Gegen «Weltuntergangsstimmungen» hält sich Blocher an den Grundsatz des Schweizer Malers Albert Anker: «Ich male, siehe die Erde ist nicht verdammt.» Köppel lässt diese Schönfärberei unkommentiert stehen…

Auf die Frage nach dem «Formstand» der schweizerischen Parteien sagt Blocher: «Die Verlotterung der Lebensgrundsätze ist natürlich bei der SP und im grünen Lager am grössten.» Köppel fragt nicht nach, welche «Lebensgrundsätze» Blocher meint. Die Grundwerte der SP – Freiheit, Gerechtigkeit, Solidarität – müssen allerdings gegen Blochersche und pseudobürgerliche Engführungen verteidigt und politisch stärker akzentuiert werden:

  • Gegen einen Freiheitsbegriff, der vor allem die Freiheit des neoliberalen Wirtschaftens mit möglichst wenig ökologischen oder sozialen Rahmenbedingungen meint, müssen die Freiheitsrechte, wie sie in der Menschenrechtscharta formuliert sind, politisch verwirklicht werden, für alle, nicht nur für Schweizer und die Reichen dieser Welt… und auch für zukünftige Generationen!
  • Der Kampf für gerechte materielle Verhältnisse und Chancengleichheit vor Ort und weltweit ist nötiger denn je, wenn man die Anfälligkeiten für den Missbrauch der Macht, für egomanisches Handeln von reichen Einzelnen und die nationalegoistische Politik reicher Staaten betrachtet.
  • Solidarität mit den Benachteiligten und Schwachen (nicht nur der Schweiz) sollte auch für den Pfarrerssohn Blocher ohne paternalistische Geste, sondern mit rechtlichen Verbindlichkeiten eine Selbstverständlichkeit sein.

Gegen die «Verlotterung» der Politik ist es hilfreich, wenn Blocher und seinen Kolumnen in seinen Gratiszeitungen, seinem «Teleblocher», seinen Nachbetern wie Köppel und seinen Lakaien der SVP vermehrt widersprochen wird.

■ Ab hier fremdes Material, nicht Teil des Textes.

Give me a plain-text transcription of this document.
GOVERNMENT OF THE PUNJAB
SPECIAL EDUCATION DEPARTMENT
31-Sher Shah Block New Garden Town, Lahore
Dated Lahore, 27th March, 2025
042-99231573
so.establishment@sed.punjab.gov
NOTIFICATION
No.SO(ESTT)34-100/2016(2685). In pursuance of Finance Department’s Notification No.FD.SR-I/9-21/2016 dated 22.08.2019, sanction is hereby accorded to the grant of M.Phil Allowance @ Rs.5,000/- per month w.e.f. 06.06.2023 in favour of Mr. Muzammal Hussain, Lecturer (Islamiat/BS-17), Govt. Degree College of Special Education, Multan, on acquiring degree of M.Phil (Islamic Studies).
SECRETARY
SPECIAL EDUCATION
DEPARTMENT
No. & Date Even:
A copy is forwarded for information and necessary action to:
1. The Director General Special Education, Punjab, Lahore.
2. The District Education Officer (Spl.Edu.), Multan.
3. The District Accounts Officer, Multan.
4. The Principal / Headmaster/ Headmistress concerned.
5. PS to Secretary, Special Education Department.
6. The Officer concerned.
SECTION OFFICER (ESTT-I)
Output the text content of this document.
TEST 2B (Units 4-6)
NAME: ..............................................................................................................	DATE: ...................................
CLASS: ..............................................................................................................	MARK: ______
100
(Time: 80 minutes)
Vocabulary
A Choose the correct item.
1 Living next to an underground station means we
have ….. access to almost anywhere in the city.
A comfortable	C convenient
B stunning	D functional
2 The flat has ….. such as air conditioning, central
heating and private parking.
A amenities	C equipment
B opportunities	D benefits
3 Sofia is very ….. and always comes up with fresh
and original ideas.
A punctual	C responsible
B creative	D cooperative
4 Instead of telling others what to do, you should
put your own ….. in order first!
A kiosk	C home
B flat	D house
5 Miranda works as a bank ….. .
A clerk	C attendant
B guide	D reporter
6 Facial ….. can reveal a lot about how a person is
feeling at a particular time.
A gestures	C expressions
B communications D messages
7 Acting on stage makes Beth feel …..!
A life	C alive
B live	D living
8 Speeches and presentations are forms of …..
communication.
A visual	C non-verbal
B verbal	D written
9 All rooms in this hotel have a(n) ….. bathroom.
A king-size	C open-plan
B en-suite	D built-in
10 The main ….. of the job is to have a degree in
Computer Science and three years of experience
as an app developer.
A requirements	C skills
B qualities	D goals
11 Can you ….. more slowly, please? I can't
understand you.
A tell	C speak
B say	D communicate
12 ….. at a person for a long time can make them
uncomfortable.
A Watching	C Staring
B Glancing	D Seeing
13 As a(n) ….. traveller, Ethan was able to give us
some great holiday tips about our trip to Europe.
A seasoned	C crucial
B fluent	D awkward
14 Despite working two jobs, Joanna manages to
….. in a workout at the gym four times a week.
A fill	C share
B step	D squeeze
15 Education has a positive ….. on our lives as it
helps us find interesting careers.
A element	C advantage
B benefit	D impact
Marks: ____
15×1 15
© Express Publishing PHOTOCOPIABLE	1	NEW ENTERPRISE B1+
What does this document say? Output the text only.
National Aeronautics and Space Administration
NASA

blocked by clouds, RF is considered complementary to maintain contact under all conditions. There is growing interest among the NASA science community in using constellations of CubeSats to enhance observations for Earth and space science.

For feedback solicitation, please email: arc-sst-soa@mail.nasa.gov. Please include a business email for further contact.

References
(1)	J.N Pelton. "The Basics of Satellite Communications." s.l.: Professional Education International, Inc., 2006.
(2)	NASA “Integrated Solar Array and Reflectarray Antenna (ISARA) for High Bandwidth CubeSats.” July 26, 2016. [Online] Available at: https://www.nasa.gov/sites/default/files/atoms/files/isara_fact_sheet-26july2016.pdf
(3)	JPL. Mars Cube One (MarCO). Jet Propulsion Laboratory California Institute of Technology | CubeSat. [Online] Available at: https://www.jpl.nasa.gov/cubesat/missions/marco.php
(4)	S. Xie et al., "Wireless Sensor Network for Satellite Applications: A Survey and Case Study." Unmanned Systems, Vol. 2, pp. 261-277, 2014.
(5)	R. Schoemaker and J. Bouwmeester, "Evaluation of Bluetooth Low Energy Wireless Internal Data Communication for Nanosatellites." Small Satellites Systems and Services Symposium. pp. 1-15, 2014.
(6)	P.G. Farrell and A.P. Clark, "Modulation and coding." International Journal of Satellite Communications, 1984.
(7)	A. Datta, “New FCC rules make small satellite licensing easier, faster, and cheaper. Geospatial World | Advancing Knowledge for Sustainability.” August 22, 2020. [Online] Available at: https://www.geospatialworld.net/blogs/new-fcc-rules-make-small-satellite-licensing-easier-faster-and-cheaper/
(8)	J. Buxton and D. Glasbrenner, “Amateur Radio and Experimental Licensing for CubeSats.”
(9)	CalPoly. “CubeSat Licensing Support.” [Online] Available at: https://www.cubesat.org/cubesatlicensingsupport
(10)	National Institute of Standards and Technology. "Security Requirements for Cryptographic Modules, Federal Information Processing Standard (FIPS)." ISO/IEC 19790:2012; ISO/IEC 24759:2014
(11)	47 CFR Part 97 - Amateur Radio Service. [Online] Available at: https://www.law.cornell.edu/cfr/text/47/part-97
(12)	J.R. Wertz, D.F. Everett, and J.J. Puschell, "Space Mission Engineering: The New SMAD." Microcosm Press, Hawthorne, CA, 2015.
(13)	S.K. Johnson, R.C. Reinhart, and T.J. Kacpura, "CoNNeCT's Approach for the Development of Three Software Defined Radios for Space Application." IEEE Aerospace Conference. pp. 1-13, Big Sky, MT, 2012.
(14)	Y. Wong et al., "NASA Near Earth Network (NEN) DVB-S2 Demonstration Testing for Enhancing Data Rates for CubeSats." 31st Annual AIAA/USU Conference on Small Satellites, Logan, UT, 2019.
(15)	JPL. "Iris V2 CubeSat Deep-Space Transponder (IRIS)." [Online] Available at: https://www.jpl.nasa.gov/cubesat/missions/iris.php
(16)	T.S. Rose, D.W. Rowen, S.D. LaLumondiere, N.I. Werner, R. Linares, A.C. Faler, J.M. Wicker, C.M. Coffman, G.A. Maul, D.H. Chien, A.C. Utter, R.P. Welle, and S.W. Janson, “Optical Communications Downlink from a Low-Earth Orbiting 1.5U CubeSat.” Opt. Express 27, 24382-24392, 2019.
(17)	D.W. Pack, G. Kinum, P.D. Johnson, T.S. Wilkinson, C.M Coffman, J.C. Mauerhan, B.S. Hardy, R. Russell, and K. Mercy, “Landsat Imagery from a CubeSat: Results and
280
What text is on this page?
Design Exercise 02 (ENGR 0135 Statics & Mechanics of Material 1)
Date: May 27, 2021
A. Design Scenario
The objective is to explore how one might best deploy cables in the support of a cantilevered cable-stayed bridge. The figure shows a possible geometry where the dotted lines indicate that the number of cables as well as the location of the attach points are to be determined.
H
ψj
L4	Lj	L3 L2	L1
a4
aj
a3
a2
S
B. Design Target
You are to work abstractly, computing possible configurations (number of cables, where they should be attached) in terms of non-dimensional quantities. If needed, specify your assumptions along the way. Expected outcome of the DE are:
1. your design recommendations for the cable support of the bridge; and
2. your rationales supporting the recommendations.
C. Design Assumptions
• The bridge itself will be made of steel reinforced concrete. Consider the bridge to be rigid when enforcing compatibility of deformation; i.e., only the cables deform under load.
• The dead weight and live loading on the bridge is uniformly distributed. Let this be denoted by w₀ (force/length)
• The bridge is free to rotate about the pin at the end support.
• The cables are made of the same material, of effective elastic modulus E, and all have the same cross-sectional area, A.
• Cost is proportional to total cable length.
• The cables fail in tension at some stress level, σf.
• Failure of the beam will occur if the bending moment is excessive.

Titelbild: Screenshot aus «Weltwoche Spezial» vom 8.1. 2022 unter     https://www.youtube.com/watch?v=CmxVklxIi9k

 

8 Kommentare

  1. Ach Gottchen… typische Empörung eines Altsozialisten, der, wie die allermeisten SP Mitglieder und Wähler, vom Wohlstand der Schweiz und der Umverteilung der Tüchtigen und Reichen profitieren. Diese Selbstgerechtigkeit derer, die nie in der Privatwirtschaft gearbeitet haben, nie Arbeitsplätze geschaffen haben und sich nie dem globalen Wettbewerb stellen mussten, ist genau so stossend, wie die nationalistischen Voten aus der SVP oder ideologisches Geschwätz aus den Reihen der Linksgrünen. Das internationalistische, sozialistische Gefasel von Gleichheit und Umverteilung ist so weltfremd wie der gescheiterte Sozialismus selber. Der Dauerempörungszustand der Linken über Blocher und seinen (gesponserten) Adlaten Köppel animiert die höchstens und lässt sie eh kalt. Als Liberaler, der dem Schweizer Erfolgsmodell seit 1848 verpflichtet ist, habe ich weder mit der nationalistischen SVP, noch mit der Haltung Blochers etwas gemeinsam. Nur hat es Blocher als Selfmademan ohne familiäre Mittel und vorallem seine Tochter dank Talent und Fleiss zu grossem Wohlstand gebracht und tausende Arbeitsplätze geschaffen, die genau die Umverteilung ermöglicht, die auch weniger Tüchtigen und weniger Talentierten in der Schweiz ein ziemlich sorgloses Leben ermöglichen. Das gilt es, differenziert, festzustellen. Und dass die Linken immer genau auf die einhauen, welche die grössten Umverteilungs-Eier legen, gehört zu deren weltfremder Abgehobenheit und ideologischer Verblendung.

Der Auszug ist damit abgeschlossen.